Dans ce livre à l'écriture prolifique, Marie Volta retrace la vie luxuriante et passionnante de gens simples ballottés par la vie...


  • Les courts extraits de livres : 29/11/2012

On était pas assez riche pour s'offrir le train, alors c'est le poissonnier qui nous hissait jusqu'à Olette. On partait le matin tôt, bien avant le lever du jour, on se serrait dans la charrette, mémé, ma mère, ses soeurs, mes cousines et tous les poissons qui sentaient pas très bon. Quand une des soeurs était enceinte, c'était le cas cette année-là, on se demandait comment elle faisait pour garder intacts jusqu'en haut, ses tripes et ses boyaux.
Il refusait jamais le poissonnier de nous conduire, même si la charge était lourde, si ses chevaux peinaient, il était joyeux, il chantait, il disait : «Une fois l'an c'est rien, et puis avoir d'un coup tant de jolies femmes qui me suivent...» Mémé rougissait à tous les coups et refusait son aide pour monter. Il nous soulevait en rigolant : «Hop mes petites plumes, en avant pour le grand voyage !» Les étoiles accouraient des quatre coins du ciel pour contempler, écarquillées, l'attelage enchanté. Mémé, penchée par-dessus bord, tapait sur la casquette à grand-père, lui donnait ses dernières instructions, comme si elle partait pour toujours, comme si la terre allait, sans elle, arrêter de tourner. Elle lui distillait mille recommandations de prudence : «Bonjour à la famille...» Il aurait voulu, elle aurait voulu, se donner quelque chose encore, un fruit, un peu d'eau, soudain c'était le départ.
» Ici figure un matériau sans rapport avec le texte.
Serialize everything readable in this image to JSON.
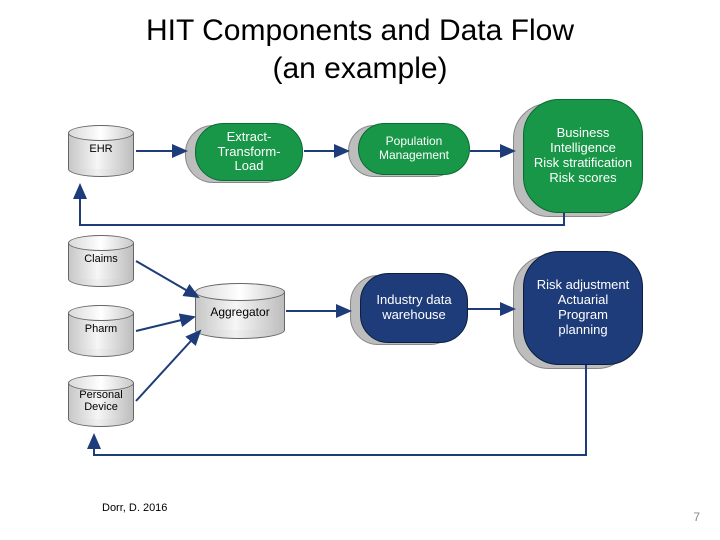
{
  "title_line1": "HIT Components and Data Flow",
  "title_line2": "(an example)",
  "sources": {
    "ehr": "EHR",
    "claims": "Claims",
    "pharm": "Pharm",
    "device": "Personal Device"
  },
  "etl": "Extract-Transform-Load",
  "popmgmt": "Population Management",
  "bi": "Business Intelligence\nRisk stratification\nRisk scores",
  "aggregator": "Aggregator",
  "idw": "Industry data warehouse",
  "risk": "Risk adjustment\nActuarial\nProgram planning",
  "citation": "Dorr, D. 2016",
  "page_number": "7"
}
Les poissons, bousculés dans leurs bacs ruisselants de glace, percés de trous, accompagnaient le mouvement d'une clameur d'odeurs. Tous les deux réalisaient que ça y était, et pourtant, ils avaient tant à se dire. Tous les ans au mois de juin, «Prends soin de mes femmes, poissonnier», elles étaient toutes là, l'élue et les suivantes. Vite on disparaissait dans la nuit, on voyait la tache claire de la casquette, la main s'agitait comme un engoulevent ; l'air vif doux, embaumait, malgré les poissons, on le sentait, toute la plaine embaumait. On l'aurait traversée avant le lever du jour.
Dix heures pour arriver là-haut.
C'était connu sur le marché, le poissonnier, c'était lui qui venait du plus loin, il arrivait le dernier, c'était la ruée.
Poune était toute petite avec ses boucles noires, sa bouche adorable de bébé rieur. On me disait toujours : «Elle est à plaindre», alors je la plaignais.
Je m'attendais à chaque instant à la voir éclater en larmes, c'était de rire, invariablement, qu'elle éclatait. Moi ça me laissait perplexe, c'est vrai, à chacun ses raisons, mais elle m'en donnait pas beaucoup des raisons de la plaindre.
Je scrutais ses yeux jamais humides sauf d'avoir trop ri... Elle y mettait vraiment pas du sien.